A Google research paper prepared for the upcoming International Machine Learning Conference explains how Google has managed to distinguish human faces with 15.8 percent accuracy using 1,000 machines with 16,000 cores and an image repository.

It also can recognize cats and body parts ? elements chosen because they were so common on the YouTube stills used to create the image database researchers used to train the algorithm. The accuracy may not seem impressive to us ? it identifies roughly 4 out of 25 faces as actual faces ? but it?s a 70 percent improvement over previous efforts.

Google?s Hangouts knows pictures of people from pictures of dogs.

The net result is Google can take thousands of images, clean them up, and then learn how to group similar images into categories such as ?faces? or ?cats.? This has been possible using state-of-the-art systems for a while, but those required tagged images as well as a long learning period. Google?s experiment tried to use unlabeled images and threw a lot of computing at the learning process to reduce the time it took to train the algorithm from weeks to just three days.

Google gets somewhat profound in its paper, noting that if machines can learn like this, perhaps it?s also how humans learn:

This work investigates the feasibility of building high- level features from only unlabeled data. A positive answer to this question will give rise to two significant results. Practically, this provides an inexpensive way to develop features from unlabeled data. But perhaps more importantly, it answers an intriguing question as to whether the specificity of the ?grandmother neuron? could possibly be learned from unlabeled data. Informally, this would suggest that it is at least in principle possible that a baby learns to group faces into one class ?because it has seen many of them and not because it is guided by supervision or rewards.

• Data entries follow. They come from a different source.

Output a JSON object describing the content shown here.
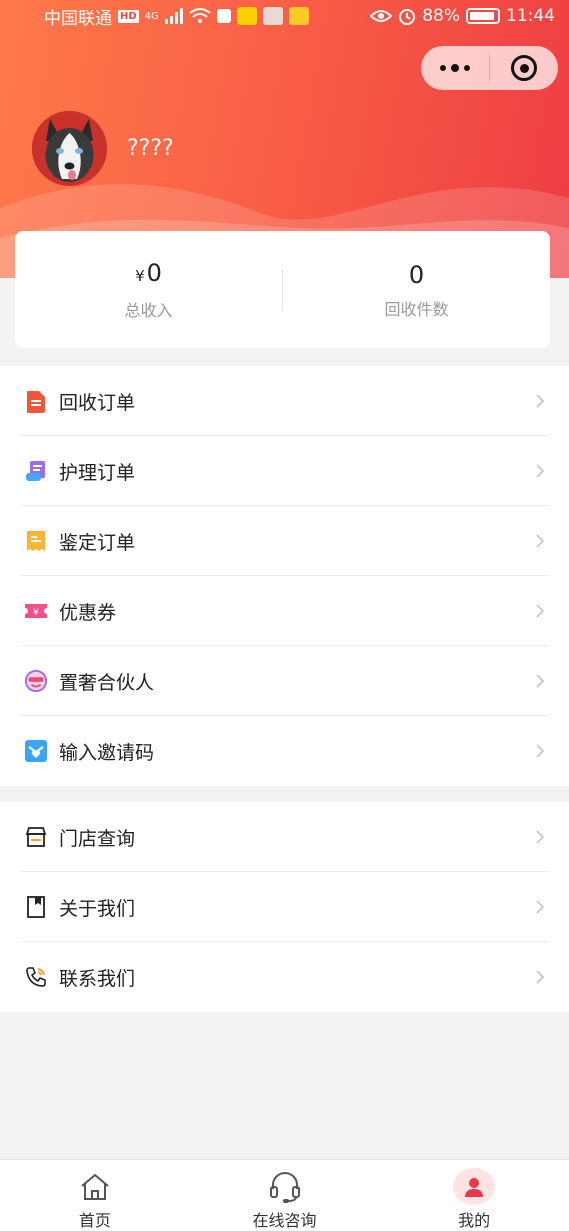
{
  "status_bar": {
    "carrier": "中国联通",
    "hd": "HD",
    "network": "4G",
    "battery": "88%",
    "time": "11:44"
  },
  "user": {
    "name": "????"
  },
  "stats": {
    "currency": "¥",
    "income_value": "0",
    "income_label": "总收入",
    "count_value": "0",
    "count_label": "回收件数"
  },
  "menu_group_1": [
    {
      "label": "回收订单",
      "icon": "recycle-order-icon"
    },
    {
      "label": "护理订单",
      "icon": "care-order-icon"
    },
    {
      "label": "鉴定订单",
      "icon": "appraisal-order-icon"
    },
    {
      "label": "优惠券",
      "icon": "coupon-icon"
    },
    {
      "label": "置奢合伙人",
      "icon": "partner-icon"
    },
    {
      "label": "输入邀请码",
      "icon": "invite-code-icon"
    }
  ],
  "menu_group_2": [
    {
      "label": "门店查询",
      "icon": "store-icon"
    },
    {
      "label": "关于我们",
      "icon": "about-icon"
    },
    {
      "label": "联系我们",
      "icon": "phone-icon"
    }
  ],
  "tabbar": [
    {
      "label": "首页",
      "icon": "home-icon"
    },
    {
      "label": "在线咨询",
      "icon": "headset-icon"
    },
    {
      "label": "我的",
      "icon": "user-icon",
      "active": true
    }
  ],
  "colors": {
    "brand_start": "#ff7a4a",
    "brand_end": "#ee3d43",
    "background": "#f3f3f3"
  }
}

Understanding the origins of language and how people learn to classify objects is something people are still trying to work out, so Google may be onto something that philosophers and anthropologists can debate in alcohol-fueled conversations at university cafes (or machine learning conferences). But from a practical perspective, throwing a lot of compute at unstructured data to give computers the ability to see could be a gateway for Google to build a platform for the next big thing in tech.

Source: Google

In devices like the Microsoft Kinect, Google Glasses, and other gadgets that use gesture recognition, getting computers to see the world is as complex as getting humans to do so. It?s possible to teach computers to recognize gestures that are preprogrammed into its software. Even some touch-based systems are actually taking advantage of cameras to see and interpret different gestures, but getting a computer to actually ?see? is far more complicated.

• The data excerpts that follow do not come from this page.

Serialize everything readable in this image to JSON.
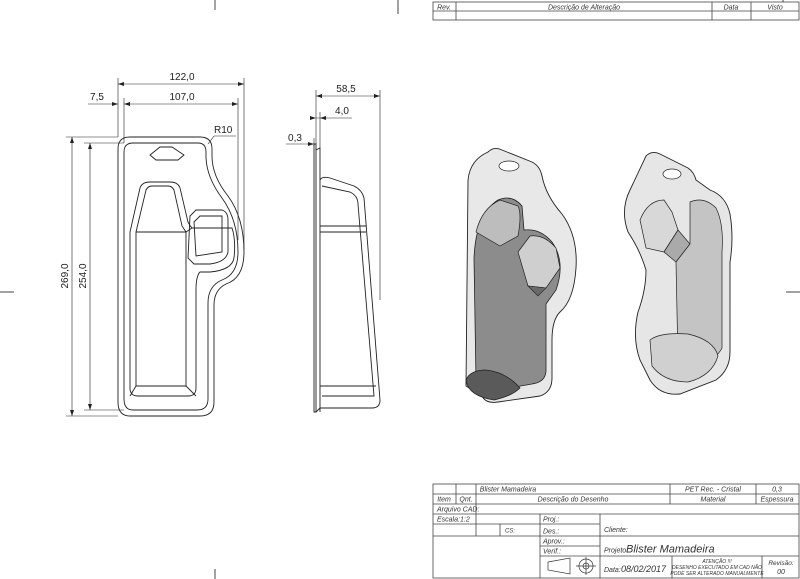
{
  "revision_block": {
    "headers": [
      "Rev.",
      "Descrição de Alteração",
      "Data",
      "Visto"
    ]
  },
  "dimensions": {
    "overall_width": "122,0",
    "inner_width": "107,0",
    "offset": "7,5",
    "corner_radius": "R10",
    "overall_height": "269,0",
    "inner_height": "254,0",
    "depth": "58,5",
    "flange": "4,0",
    "thickness": "0,3"
  },
  "title_block": {
    "item_row": {
      "item": "",
      "qty": "",
      "description": "Blister Mamadeira",
      "material": "PET Rec. - Cristal",
      "thickness": "0,3"
    },
    "header_row": {
      "item": "Item",
      "qty": "Qnt.",
      "description": "Descrição do Desenho",
      "material": "Material",
      "thickness": "Espessura"
    },
    "arquivo_cad_label": "Arquivo CAD:",
    "escala_label": "Escala:",
    "escala_value": "1:2",
    "cs_label": "CS:",
    "proj_label": "Proj.:",
    "des_label": "Des.:",
    "aprov_label": "Aprov.:",
    "verif_label": "Verif.:",
    "cliente_label": "Cliente:",
    "projeto_label": "Projeto:",
    "projeto_value": "Blister Mamadeira",
    "data_label": "Data:",
    "data_value": "08/02/2017",
    "attention_title": "ATENÇÃO !!!",
    "attention_line1": "DESENHO EXECUTADO EM CAD NÃO",
    "attention_line2": "PODE SER ALTERADO MANUALMENTE",
    "revisao_label": "Revisão:",
    "revisao_value": "00"
  }
}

People see using their eyes and their brains. Our eyes are sensors detecting gradations in light, dark, color, etc. That information is conveyed to the brain where it is interpreted. The brain plays all sorts of tricks with the actual world, though. It fills in blanks, ignores the mundane and can be tricked via optical illusions.

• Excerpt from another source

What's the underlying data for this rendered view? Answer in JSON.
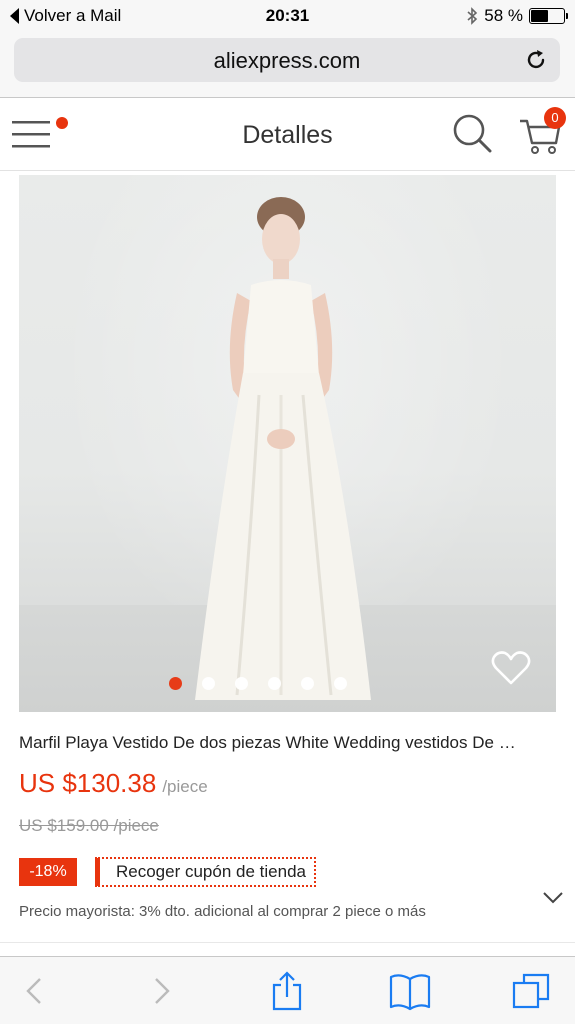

Computers have cameras and a variety of sensors that can act as eyes, but the brain part is a challenge. To train a computer to ?see,? programmers have to train machines and offer them ways to behave in any given scenario or gesture combination. Google has shown a way to reduce the training time by throwing a ton of computers at the problem and to reduce the specificity related to image recognition by showing that computers could be trained to recognize images if they see enough of them and have enough processing power.

The Google researchers note that its network of computers is one of the largest researchers know of. The Google network has 1 billion trainable parameters, which is more than an order of magnitude larger than other large networks reported in literature that have 10 million parameters. But even the Google network pales in comparison to the human visual cortex, which is a million times larger in terms of the number of neurons and synapses.

But teaching computers to see is huge (especially if, along the way, you teach computers how to learn). Imagine if your smartphone could ?see? an object and then classify it. It then could access the rich trove of data it has about that object ? be it a building, a piece of art or a meal ? and deliver up information to you or an app. Right now we have to enter in that information in many cases using a tiny keypad on a mobile device or snap a picture and rely on a much less robust database of learned visual elements like Google Goggles does. Clearly, there are also privacy concerns, as governments could put the networked compute of a thousand Googles behind their surveillance efforts.

At home, there are entertainment benefits as Kinect-like devices could see and interpret a user?s actions ? not just in the confines of a game ? but in the free-flowing world of everyday television. For example, allowing a child to interact via a Kinect with Sesame Street is something people at Microsoft are trying to develop. On a smartphone or in the home, it?s pretty heady stuff.

Related research and analysis from GigaOM Pro:
Subscriber content. Sign up for a free trial.

wild horses lyrics green bean casserole recipe karina smirnoff pumpkin cheesecake deviled eggs pie crust pie crust

No comments:

Post a Comment

Note: Only a member of this blog may post a comment.